Não à toa, observa ele, que a empresa de Dias cresceu muito e que outras empresas que têm dificuldade de escalar (competências, como colocou Dias) são as que trabalham com áreas mais para o lado da ciência básica, biotecnologia, desenvolvimento de drogas. “E aí tem um desenvolvimento muito mais lento e que chega muito menos gente.
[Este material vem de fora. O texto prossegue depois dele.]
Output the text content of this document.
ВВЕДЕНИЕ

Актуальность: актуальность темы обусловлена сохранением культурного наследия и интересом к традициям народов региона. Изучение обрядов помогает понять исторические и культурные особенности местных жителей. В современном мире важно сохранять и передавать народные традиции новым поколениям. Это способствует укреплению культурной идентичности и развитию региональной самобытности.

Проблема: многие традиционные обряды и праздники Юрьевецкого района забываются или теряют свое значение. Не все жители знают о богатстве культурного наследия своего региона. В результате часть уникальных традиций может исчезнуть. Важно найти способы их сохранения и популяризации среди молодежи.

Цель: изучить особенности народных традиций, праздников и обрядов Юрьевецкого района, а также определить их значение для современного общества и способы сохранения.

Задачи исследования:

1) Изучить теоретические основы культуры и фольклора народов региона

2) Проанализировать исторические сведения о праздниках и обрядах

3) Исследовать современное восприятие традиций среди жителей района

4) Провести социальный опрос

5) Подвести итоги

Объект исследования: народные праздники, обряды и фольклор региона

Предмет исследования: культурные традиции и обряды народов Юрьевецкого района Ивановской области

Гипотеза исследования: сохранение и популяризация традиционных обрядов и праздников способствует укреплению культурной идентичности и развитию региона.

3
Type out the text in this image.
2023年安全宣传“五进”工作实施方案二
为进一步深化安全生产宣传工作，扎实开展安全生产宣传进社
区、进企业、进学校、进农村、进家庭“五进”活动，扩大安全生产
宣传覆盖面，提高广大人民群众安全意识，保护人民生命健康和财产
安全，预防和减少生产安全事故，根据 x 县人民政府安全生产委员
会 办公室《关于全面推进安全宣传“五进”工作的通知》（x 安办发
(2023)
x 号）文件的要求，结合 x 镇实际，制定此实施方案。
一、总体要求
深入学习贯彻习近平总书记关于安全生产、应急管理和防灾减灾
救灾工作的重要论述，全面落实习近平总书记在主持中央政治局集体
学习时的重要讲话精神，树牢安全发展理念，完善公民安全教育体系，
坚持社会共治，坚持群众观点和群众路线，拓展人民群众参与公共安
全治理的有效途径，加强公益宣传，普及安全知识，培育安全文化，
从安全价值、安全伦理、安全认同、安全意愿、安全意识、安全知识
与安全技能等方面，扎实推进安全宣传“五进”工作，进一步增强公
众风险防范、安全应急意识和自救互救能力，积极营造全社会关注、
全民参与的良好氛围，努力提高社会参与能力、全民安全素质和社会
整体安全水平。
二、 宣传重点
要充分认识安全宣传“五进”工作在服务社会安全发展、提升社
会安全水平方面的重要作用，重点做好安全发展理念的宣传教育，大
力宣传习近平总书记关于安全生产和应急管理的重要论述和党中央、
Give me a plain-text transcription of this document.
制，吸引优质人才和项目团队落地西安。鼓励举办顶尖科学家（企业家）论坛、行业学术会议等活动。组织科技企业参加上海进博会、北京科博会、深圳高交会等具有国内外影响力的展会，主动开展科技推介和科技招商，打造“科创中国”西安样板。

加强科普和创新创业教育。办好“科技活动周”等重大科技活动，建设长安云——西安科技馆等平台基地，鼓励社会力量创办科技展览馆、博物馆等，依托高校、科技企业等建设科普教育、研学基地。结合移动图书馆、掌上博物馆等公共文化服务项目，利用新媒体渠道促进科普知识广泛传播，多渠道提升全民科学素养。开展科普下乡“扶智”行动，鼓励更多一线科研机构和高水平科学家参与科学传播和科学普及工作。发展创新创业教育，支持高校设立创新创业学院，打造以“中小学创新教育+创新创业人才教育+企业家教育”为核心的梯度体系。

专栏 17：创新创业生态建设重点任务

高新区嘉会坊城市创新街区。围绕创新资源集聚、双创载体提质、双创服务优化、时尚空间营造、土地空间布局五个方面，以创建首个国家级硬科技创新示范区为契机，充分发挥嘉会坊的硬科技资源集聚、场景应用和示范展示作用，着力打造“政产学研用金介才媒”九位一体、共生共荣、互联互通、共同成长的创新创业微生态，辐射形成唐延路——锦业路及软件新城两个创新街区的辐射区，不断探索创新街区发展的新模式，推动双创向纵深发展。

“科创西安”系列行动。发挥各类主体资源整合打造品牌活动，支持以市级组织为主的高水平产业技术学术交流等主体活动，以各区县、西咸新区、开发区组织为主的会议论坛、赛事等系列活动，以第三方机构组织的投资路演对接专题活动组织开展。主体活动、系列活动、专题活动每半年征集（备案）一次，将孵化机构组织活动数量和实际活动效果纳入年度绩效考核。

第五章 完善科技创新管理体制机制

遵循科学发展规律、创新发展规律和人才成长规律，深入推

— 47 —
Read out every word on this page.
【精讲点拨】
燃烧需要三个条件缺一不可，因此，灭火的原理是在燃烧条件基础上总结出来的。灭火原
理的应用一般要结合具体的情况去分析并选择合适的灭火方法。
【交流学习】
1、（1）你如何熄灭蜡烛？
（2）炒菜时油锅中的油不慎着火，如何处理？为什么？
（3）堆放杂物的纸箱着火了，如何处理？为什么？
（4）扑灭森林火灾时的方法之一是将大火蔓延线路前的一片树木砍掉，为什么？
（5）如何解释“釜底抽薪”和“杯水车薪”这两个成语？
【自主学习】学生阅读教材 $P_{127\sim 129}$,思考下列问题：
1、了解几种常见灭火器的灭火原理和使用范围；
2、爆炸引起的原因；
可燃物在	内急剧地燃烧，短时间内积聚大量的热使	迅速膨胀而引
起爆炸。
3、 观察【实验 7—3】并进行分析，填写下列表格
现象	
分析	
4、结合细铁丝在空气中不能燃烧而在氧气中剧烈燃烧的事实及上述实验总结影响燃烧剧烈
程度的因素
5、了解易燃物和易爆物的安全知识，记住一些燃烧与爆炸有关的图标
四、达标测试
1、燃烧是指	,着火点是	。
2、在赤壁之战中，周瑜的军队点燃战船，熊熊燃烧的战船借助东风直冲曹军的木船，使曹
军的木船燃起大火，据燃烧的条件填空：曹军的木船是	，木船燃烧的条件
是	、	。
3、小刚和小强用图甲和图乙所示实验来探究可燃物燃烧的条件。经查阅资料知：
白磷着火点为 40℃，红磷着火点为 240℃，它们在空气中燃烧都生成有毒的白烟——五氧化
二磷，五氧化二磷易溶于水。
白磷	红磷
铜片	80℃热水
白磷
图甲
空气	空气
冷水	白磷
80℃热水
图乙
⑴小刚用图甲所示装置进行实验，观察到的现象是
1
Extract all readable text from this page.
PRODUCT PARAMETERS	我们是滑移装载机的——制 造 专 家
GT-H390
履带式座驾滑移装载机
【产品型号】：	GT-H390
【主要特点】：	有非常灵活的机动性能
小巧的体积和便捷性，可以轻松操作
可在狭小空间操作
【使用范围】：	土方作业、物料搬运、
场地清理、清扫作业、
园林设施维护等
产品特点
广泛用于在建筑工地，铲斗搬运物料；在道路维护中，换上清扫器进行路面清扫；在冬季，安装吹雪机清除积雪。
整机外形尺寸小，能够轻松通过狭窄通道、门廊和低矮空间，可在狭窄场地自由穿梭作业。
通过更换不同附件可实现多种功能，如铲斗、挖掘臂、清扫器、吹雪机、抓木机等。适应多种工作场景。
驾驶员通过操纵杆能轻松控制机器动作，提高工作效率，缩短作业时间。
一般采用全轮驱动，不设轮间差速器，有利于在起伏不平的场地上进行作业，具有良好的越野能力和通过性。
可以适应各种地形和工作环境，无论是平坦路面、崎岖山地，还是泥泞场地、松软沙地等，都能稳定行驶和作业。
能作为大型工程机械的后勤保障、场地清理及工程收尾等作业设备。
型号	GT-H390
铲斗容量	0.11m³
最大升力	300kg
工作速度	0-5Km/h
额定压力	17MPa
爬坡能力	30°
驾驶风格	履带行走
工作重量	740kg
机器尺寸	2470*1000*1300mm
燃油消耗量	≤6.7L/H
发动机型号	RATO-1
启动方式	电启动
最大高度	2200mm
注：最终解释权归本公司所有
Não é à toa que os unicórnios que existem são, fundamentalmente, empresas de logística, que são aquelas de muitos dados, com uma escalabilidade, um poder de multiplicação, enorme, e isso resolve uma parte importante do problema”, informa, comentando que isso já foi abordado em outros podcasts. “Acesso passa por digitalização, essa parte de prescrição, diminuição de erros, a repetibilidade, que somos péssimos em repetir a mesma tarefa sem errar e o computador funciona muito melhor”, complementa.
Mas, segundo o especialista, não é apenas isso que precisa escalar, é necessário também melhorar um pouco a entrega do produto humano para outros seres humanos também. E isso é um grande questionamento: como se escala humanidade? como é que se repete um bom atendimento para outras pessoas fazerem também um bom atendimento? “E aí volta uma frase que o Pedro cita (da Stone), que é o cliente é a razão, o cliente não tem razão, ele é a razão. E eu concordo, como é que a gente faz para que esse consumidor final receba um produto de altíssima qualidade, independentemente do local em que ele esteja?”, questiona, declarando que existem canais muito bem traçados, como a internet, o celular do paciente, a receita digital etc. “Muito bom, mas esse paciente foi orientado? Ele está confiando?”
Para ele, confiança é uma outra palavra que surgiu muito no podcast e ele gostou bastante dessa leitura, porque a confiança gera adesão tanto dos operadores do sistema quanto dos gestores de hospitais e planos de saúde. “No caso, estávamos falando de prontuário eletrônico, de receita digital e do paciente,” enfatiza, ressaltando que se o paciente confiou, se ele fez o vínculo com o profissional, irá seguir o que está escrito na receita. “Não adianta a gente só dar a receita, temos que fazer com que ela seja utilizada pelo paciente na forma, eventualmente, de medicamento, e depois acompanhar para ver se ela continua sendo utilizada e tentar ajudar o paciente com um preço mais razoável, que é possível na digitalização”, afirma.
Ele diz que toda essa formatação do digital que não dá conta de tudo, mas ajuda bastante, precisa casar com a parte mais refinada, um pouco mais “artística”, um pouco mais eixo Z, que é a profundidade. “Nós temos eixo X e Y, que são o que a gente viveu na pandemia, nas telas, no plano. E agora estamos voltando a ter o eixo Z, de profundidade, terceira dimensão, pessoas físicas, concretas, objetos que se movimentam no espaço e que a gente consegue tocar. Isso cria confiança”, aponta. Ele destaca que houve ganhos na pandemia, entretanto perdas muito maiores de vidas. “Ganhamos em relação ao eixo X e ao eixo Y e agora estamos revendo o eixo Z, que é fundamental em cuidados humanos para que as pessoas se envolvam no processo e, de verdade, melhorem nas suas funções frente ao que elas querem fazer e ao que elas podem fazer”, finaliza Schor.